Setelah selesai menghabiskan makanan nya, alana , sasa, juga bela,


Memutuskan untuk jalan2, yahh mereka hanya sekedar mencari aksesoris di berbagai toko, serta baju, tas, sandal, sepatu, dan lain-lain yang mereka sukai, ralat, bukan suka, melainkan hanya penasaran ingin memakainya.


Hari sudah semakin sore, dan mereka bertiga masih berada di salah satu pondok menikmati air kelapa muda dan senja di pantai itu.


" Huftt.. Puas banget gue belanja hari ini" Ucap sasa yang terlihat begitu antusias .


" Puas lah, orang gue yang bayarin " Cibir bela.


" Jadi loe gak ikhlas nih, bayarin punya gue " Tanya sasa cemberut.


" Bukan gak ikhlas Sa, orang cuma becanda juga, loe mah,.. Sensi banget" Seru bela jengah .


Sasa hanya mendengus kesal..


" Loe bener jalan jalan sendiri tadi yaa al? " Tanya bela tiba tiba.


" Sorry nih al, Gue kok gak yakin yaa, loe jalan jalan sendiri " Timpal sasa juga.


" Yaa jujur, tadi gue nemuin Zain di cafe" Jawab alana jujur.


" Whaaat... Jadi loe masih berhubungan sama dia? " Tanya sasa tak percaya.


" Yaa nggak lah.. Orang dia yang ngajak ketemu, karna ada yang pengen di omongin gitu " Jelas alana.


" Lahh, bukannya udah jelas yaa semuanya? " Tanya bela


" Semua yang terjadi itu, cuma salah paham " Jelas alana lirih, tatapannya mengarah ke pantai dengan tatapan kosong.


" Maksud loe? " Tanya sasa bingung.


" Perempuan yang meluk Zain malam itu, adalah sepupu Zain, dan soal cincin itu, sepupunya juga yang milihin buat gue " Jelas alana pelan.
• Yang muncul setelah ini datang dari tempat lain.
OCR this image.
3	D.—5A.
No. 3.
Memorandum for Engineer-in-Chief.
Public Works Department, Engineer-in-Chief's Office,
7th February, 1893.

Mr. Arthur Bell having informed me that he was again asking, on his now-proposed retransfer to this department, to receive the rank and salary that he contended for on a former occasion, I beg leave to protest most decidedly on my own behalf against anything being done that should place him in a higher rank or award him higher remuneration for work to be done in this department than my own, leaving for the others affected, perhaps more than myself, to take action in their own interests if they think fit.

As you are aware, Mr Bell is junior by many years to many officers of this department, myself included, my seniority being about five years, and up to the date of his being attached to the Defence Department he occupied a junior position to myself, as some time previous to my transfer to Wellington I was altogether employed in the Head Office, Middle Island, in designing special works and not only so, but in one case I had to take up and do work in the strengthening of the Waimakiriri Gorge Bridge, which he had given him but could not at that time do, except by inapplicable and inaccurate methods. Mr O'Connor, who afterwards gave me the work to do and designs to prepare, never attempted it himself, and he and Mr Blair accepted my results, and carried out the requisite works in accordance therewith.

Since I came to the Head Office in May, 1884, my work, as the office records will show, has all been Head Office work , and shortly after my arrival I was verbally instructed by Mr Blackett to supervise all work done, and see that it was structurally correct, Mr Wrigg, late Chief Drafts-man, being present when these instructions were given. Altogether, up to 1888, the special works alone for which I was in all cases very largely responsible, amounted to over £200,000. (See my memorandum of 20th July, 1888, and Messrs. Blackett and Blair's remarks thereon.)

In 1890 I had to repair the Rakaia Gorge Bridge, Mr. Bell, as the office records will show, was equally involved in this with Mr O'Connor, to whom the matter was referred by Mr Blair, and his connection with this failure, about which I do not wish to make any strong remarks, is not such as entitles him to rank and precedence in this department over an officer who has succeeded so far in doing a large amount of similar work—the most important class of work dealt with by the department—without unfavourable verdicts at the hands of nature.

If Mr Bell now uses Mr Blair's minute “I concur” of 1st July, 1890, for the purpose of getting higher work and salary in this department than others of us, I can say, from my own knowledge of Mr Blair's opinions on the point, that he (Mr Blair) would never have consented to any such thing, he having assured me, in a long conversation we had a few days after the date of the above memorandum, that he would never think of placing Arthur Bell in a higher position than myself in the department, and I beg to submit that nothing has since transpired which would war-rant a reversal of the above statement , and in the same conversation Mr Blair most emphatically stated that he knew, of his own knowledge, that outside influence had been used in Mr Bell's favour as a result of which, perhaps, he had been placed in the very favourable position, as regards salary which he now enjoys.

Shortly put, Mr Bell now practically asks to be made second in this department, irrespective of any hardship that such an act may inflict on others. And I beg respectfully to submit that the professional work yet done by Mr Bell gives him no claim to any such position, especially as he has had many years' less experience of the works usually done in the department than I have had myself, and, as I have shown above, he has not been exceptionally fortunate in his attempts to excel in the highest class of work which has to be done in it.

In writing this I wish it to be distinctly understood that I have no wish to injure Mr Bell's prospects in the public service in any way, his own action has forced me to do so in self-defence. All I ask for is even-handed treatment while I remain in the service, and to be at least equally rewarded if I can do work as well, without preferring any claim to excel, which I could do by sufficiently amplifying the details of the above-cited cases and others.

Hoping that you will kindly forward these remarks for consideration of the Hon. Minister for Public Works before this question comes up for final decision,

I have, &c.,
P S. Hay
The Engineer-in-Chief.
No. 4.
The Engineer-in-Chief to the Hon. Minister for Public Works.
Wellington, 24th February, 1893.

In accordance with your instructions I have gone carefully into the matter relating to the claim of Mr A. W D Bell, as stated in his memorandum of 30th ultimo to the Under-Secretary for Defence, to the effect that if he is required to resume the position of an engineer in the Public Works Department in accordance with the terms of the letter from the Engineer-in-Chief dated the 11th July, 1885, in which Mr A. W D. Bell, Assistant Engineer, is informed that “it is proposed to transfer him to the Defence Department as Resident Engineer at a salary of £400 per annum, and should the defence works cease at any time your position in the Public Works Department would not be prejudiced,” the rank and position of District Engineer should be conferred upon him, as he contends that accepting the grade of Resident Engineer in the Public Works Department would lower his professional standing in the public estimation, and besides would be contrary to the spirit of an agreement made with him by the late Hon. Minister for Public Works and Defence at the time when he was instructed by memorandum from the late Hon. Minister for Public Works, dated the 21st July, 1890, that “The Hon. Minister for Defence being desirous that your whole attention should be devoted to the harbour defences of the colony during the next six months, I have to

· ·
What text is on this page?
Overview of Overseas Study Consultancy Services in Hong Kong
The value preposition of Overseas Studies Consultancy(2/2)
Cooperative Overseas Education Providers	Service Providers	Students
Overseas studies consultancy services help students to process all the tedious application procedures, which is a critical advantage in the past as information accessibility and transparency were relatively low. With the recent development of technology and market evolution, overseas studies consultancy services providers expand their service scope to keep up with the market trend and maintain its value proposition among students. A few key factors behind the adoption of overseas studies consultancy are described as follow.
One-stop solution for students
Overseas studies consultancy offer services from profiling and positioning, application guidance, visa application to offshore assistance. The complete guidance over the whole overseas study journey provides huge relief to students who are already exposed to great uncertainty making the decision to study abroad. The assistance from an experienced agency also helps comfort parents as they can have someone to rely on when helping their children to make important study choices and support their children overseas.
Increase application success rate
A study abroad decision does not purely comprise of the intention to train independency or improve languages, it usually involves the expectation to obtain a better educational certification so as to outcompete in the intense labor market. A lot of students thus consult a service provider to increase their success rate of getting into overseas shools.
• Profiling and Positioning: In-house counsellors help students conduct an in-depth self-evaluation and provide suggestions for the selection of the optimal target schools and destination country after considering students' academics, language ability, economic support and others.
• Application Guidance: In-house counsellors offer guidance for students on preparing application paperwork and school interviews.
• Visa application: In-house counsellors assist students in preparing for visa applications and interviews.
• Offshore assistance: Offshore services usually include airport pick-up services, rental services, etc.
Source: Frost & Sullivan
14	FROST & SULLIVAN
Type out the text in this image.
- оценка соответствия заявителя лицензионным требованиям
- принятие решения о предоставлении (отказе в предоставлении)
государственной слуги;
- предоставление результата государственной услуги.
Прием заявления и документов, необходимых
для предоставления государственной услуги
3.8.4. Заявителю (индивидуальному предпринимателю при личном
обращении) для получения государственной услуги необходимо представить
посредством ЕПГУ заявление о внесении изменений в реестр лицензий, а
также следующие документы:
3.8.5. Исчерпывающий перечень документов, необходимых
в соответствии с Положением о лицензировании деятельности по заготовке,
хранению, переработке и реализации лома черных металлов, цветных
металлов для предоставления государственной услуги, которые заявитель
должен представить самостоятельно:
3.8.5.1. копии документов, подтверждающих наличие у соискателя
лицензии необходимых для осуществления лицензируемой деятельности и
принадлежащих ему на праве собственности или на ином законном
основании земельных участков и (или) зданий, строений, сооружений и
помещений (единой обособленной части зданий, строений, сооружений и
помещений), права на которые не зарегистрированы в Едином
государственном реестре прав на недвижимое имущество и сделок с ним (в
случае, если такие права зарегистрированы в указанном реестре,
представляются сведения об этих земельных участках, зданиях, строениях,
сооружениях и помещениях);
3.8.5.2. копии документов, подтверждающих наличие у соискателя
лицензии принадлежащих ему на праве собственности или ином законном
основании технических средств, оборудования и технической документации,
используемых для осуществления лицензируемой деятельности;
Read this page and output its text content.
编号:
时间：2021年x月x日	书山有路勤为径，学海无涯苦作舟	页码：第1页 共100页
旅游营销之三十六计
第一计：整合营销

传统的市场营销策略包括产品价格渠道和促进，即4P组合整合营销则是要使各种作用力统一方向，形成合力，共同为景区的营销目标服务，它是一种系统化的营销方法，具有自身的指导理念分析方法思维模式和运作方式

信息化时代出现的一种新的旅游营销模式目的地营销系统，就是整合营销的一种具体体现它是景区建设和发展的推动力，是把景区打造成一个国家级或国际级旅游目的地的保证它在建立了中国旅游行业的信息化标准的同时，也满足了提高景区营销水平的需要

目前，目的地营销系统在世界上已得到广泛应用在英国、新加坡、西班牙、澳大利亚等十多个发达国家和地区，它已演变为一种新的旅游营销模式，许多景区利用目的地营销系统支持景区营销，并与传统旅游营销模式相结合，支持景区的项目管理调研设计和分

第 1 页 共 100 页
" Dan loe percaya gitu aja sama omongan cowok itu? " Tanya bela kemudian.


" Iyaa.. Karna gue tau, gue tau dari dulu, Zain gak pernah bohongin gue, sama sekali gak pernah " Saut alana . " Gue emang ceroboh, selalu nyimpulin semua dengan sesuka hati,. Gue merasa bersalah sama Zain, sangat.. Gue bingung dengan hidup gue yang kaya gini, kenapa ? Kenapa gue harus ketemu Zain, di waktu yang tidak tepat, di saat hati gue udah milik arlan " Lanjut alana meneteskan air mata nya.


" Al.. Gue bilang yaa sama loe. Gue harap, loe gak ceroboh lagi yaa, gue cuma takut al, gimana kalau arlan tau semuanya, gimana kalau dia liat loe tadi pas waktu sama Zain, maka, salah paham akan terjadi dua kali " Saran sasa yang nampak khawatir.


" Gue harap, arlan gak akan tau semuanya,.. Mungkin lusa, gue akan ngajak arlan buat balik ke Jakarta " Jawab alana pelan.


" Mungkin itu lebih baik,, biarlah semua berjalan apa adanya, berlalu dengan semestinya dan berakhir dengan seharusnya " Timpal bela bijak.


" Begitulah.. Selalu ada satu kesalahan bodoh yang mampu mengubah segalanya " Timpal sasa juga


_._._._._._._._._._._._._.


 


Pukul 19 . 45 , alana baru tiba di hotel,. Yahh, karna jalan jalan dengan Sahabat nya, gadis itu sampai lupa waktu...


 


Alana membuka pintu kamar dengan pelan.. Setelah pintu itu terbuka, gadis itu melangkah ke dalam dan di dapatinya arlan yang sepertinya sudah tertidur pulas di sofa.


Dengan segera, alana menghampiri cowok itu.


" Sayang " Panggil alana pelan.


" Eem " Singkat arlan yang masih memejamkan matanya itu.


" Pindah yuk,. " Ajak alana lembut.


" Aku udah ngantuk, jadi aku tidur di sini aja " Jawab arlan datar, setelah itu membalikkan tubuhnya membelakangi alana.


" Kamu marah yaa? " Tanya alana langsung, " Tadi itu aku jalan jalan sama Elsa, dan HP ku, ku alihkan ke mode hening, jadi gak kedengeran kalau kamu nelfon " Ucap alana berusaha menjelaskan.


" Al.. Udah ya, jangan ganggu aku, aku ngantuk, capek " Kata arlan dingin...


" Oooh.. Oke " Alana beranjak dari duduknya, melangkah menuju ke ranjang***.